Fox flasher MkII – owenduffy.net described an animal deterrent based on an STC 8051 microcontroller and running from a single LiPo cell.
This article describes a further development using a solar cell, shunt regulator, 1S LiPo cell with protection board, and two high power red LEDs.
Two SM 1W red LEDs are fitted to opposite sides. They are 120° LEDs, the holes are countersunk to provide for light dispersion and the LEDs clamped to the inside with small brass brackets and heat sink rubber, a little silicone adhesive seals the holes.
Above, the schematic of the original / basic FoxFlasherII on which this implementation was developed. A very simple circuit with just a handful of electronic components. The LEDs in the basic circuit above are replaced here with two channels of higher current driver and LEDs. BC327s are used for each driver, emitter to +Vcc, base via a 2k2Ω resistor to the MCU output pin, and collector to the output. LEDs are connected with a series 22Ω resistor to limit the current to 100mA in this case, cathode to -ve, anode via the resistor to the BC327 collector. The series resistor should be chosen for the desired current and LED voltage (varies with colour and current).
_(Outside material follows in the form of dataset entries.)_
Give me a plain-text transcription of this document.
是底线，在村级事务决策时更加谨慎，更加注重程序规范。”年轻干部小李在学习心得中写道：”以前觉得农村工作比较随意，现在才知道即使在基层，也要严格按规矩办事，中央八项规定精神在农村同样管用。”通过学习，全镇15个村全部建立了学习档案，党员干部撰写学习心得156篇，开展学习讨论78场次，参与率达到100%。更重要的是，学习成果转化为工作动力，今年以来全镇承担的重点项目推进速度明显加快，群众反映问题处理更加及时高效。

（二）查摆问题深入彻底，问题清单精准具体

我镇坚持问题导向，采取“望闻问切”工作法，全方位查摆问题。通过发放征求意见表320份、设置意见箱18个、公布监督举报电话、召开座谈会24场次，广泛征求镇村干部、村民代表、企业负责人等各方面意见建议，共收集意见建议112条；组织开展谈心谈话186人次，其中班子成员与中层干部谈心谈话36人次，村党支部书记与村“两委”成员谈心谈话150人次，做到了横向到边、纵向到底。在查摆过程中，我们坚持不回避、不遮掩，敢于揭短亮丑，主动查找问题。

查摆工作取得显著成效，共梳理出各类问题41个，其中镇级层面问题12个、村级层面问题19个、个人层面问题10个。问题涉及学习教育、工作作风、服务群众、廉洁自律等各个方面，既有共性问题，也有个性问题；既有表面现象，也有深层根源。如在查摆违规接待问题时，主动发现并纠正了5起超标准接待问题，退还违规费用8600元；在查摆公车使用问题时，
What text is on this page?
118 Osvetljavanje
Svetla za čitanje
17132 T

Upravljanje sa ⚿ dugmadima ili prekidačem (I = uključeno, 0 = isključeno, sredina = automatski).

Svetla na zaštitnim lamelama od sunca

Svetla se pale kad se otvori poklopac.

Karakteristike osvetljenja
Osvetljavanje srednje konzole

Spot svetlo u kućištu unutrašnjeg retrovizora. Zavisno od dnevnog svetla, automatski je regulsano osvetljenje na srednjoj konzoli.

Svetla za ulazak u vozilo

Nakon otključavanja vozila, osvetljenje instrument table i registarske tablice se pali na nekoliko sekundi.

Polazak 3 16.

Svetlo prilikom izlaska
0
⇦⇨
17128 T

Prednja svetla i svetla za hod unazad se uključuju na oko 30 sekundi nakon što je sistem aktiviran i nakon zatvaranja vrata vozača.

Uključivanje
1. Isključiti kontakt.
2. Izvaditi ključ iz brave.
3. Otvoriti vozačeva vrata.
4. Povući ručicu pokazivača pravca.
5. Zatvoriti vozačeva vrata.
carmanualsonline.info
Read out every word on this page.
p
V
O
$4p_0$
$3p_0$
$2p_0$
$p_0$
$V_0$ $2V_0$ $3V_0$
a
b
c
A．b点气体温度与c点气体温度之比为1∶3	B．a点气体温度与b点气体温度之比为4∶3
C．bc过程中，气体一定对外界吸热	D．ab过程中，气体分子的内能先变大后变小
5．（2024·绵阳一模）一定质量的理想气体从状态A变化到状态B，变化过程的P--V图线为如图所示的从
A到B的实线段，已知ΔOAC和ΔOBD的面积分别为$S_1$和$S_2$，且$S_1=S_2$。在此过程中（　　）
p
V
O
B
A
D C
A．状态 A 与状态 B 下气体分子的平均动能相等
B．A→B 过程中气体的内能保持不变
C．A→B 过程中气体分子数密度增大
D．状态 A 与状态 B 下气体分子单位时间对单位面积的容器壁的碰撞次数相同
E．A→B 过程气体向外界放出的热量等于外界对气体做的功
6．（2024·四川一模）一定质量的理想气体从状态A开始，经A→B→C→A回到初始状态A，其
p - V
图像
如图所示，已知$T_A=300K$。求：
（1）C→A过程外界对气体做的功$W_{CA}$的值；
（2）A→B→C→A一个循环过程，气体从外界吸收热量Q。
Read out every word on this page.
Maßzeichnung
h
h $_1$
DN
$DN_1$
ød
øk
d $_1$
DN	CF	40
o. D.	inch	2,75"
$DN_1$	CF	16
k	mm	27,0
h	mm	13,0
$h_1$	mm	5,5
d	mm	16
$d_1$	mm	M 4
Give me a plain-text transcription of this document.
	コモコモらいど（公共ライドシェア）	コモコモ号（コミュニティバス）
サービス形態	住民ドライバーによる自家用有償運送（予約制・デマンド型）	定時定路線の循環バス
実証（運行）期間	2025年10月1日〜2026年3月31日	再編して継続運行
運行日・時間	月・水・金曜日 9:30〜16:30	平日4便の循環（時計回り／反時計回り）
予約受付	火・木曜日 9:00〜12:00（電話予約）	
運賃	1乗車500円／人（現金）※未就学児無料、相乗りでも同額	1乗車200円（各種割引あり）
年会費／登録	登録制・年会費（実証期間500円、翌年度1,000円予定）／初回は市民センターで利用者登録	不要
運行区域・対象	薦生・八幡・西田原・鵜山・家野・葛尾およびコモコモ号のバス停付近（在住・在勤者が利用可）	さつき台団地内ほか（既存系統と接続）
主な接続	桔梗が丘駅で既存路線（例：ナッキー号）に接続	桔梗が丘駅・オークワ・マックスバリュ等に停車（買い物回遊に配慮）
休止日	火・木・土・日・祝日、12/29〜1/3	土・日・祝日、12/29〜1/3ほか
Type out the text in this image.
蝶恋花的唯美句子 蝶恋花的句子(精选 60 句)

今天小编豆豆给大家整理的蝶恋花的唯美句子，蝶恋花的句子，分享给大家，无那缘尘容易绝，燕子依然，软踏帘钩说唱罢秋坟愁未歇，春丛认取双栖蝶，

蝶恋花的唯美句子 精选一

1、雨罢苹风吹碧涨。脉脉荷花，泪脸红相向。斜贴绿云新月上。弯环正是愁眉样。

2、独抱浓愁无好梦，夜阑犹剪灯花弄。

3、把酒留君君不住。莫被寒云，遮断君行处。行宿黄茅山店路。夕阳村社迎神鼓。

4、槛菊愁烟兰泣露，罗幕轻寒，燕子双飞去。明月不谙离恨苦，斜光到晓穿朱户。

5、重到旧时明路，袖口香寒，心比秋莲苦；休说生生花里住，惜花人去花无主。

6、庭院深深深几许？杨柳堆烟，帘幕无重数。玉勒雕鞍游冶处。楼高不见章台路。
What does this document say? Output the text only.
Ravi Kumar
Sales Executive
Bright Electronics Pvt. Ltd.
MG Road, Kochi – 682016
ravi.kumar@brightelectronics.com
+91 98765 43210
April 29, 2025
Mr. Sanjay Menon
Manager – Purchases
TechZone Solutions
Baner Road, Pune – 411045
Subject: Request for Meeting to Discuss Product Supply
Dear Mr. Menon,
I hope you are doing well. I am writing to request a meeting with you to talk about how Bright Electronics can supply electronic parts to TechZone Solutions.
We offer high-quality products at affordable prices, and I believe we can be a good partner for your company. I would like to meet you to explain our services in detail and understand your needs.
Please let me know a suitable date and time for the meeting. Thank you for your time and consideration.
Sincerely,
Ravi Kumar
Whilst the LEDs used can operate up to 350mA, they are quite bright enough at 100mA and the 120° dispersion makes for a very visible beacon.
It is powered directly from a 1200mAh 1S LiPo battery with protection board (ie single cell at 3.6-4.3V) (Lithium battery – 1S protection boards). The MCU shuts down at 3.6V to reduce load on the battery, but the protection board provides primary protection to the LiPo from high and low voltage, and excessive charge or discharge current, the LDR allows the flasher to cease flashing (and so reduce power) during daylight (>30lx).
Since the battery protection board prevents overcharge, a simple 3W 4.7V Zener shunt regulator is used to limit the voltage developed by the PV array to keep the working voltage of the logic to a safe level.
Above, small squares of brass were soldered to the Zener leads to help dissipate heat.
Above, a thermograph of the Zener under load test at 1W, 16° rise above ambient in free air. Maximum dissipation of 0.6W from the PV panel should not raise the temperature more than 10°, though ambient temperature inside the box in the sun may be quite high.
In the enclosure, the hottest part in full sun with fully charged battery (so the Zener is at maximum dissipation is the PV panel, the back of the enclosure is 20° lower in temperature, the finely stippled black ABS finish is quite effective at dissipating heat.
Current is voltage sensitive, but at 4V, power down current is around 0.05mA and operating current is 1.0mA + LED current. For the configured cycle (50ms on, 2000ms off (avg)), average LED current is 100*50/2000=2.5mA. For 12 hours of daylight, total consumption during 24h is around 12*0.05+12*3.5=43mAh giving a battery endurance of 1200/=28 days (ignoring self discharge). Battery capacity is reduced at temperatures below freezing. Budgeting for at least two hours of full sunshine (100mA charge rate) on 66% of days (typical of Winter here), average daily charge of 132mAh is three times daily consumption and with a 28day battery endurance of no charging.
Above is a dump of the EEPROM for inverted output, two outputs, one at a time. In the current implementation, each flash is 50ms, the next LED to flash is selected at random, the wait time between flashes is uniformly randomly distributed between 0s and 4s. The code is more flexible, but simple should be enough to scare foxes, possums, cats etc. There has been a noticeable reduction in animal digging habits near the FoxFlasher.
Above, the prototype under field test. It is optimised for Winter charging, it faces the middle of the available Winter Sun in azimuth, and 10° higher than Winter Solstice altitude (90-Latitude+AxialTilt), so 90-34.5+23.5-10=42°.
The LDR which was exposed to the weather failed. Though it was set in Silicone sealant, there was leakage under the cap which suggests the cap is not well bonded to the ceramic body.
A new arrangement is on trial. A 3mm disc of Acrylic sheet is glued on the outside of the box over a 6mm hole, and a new LDR glued to the inside of the disc. Time will tell whether the acrylic remains low loss, the glue holds, and the LDR survives.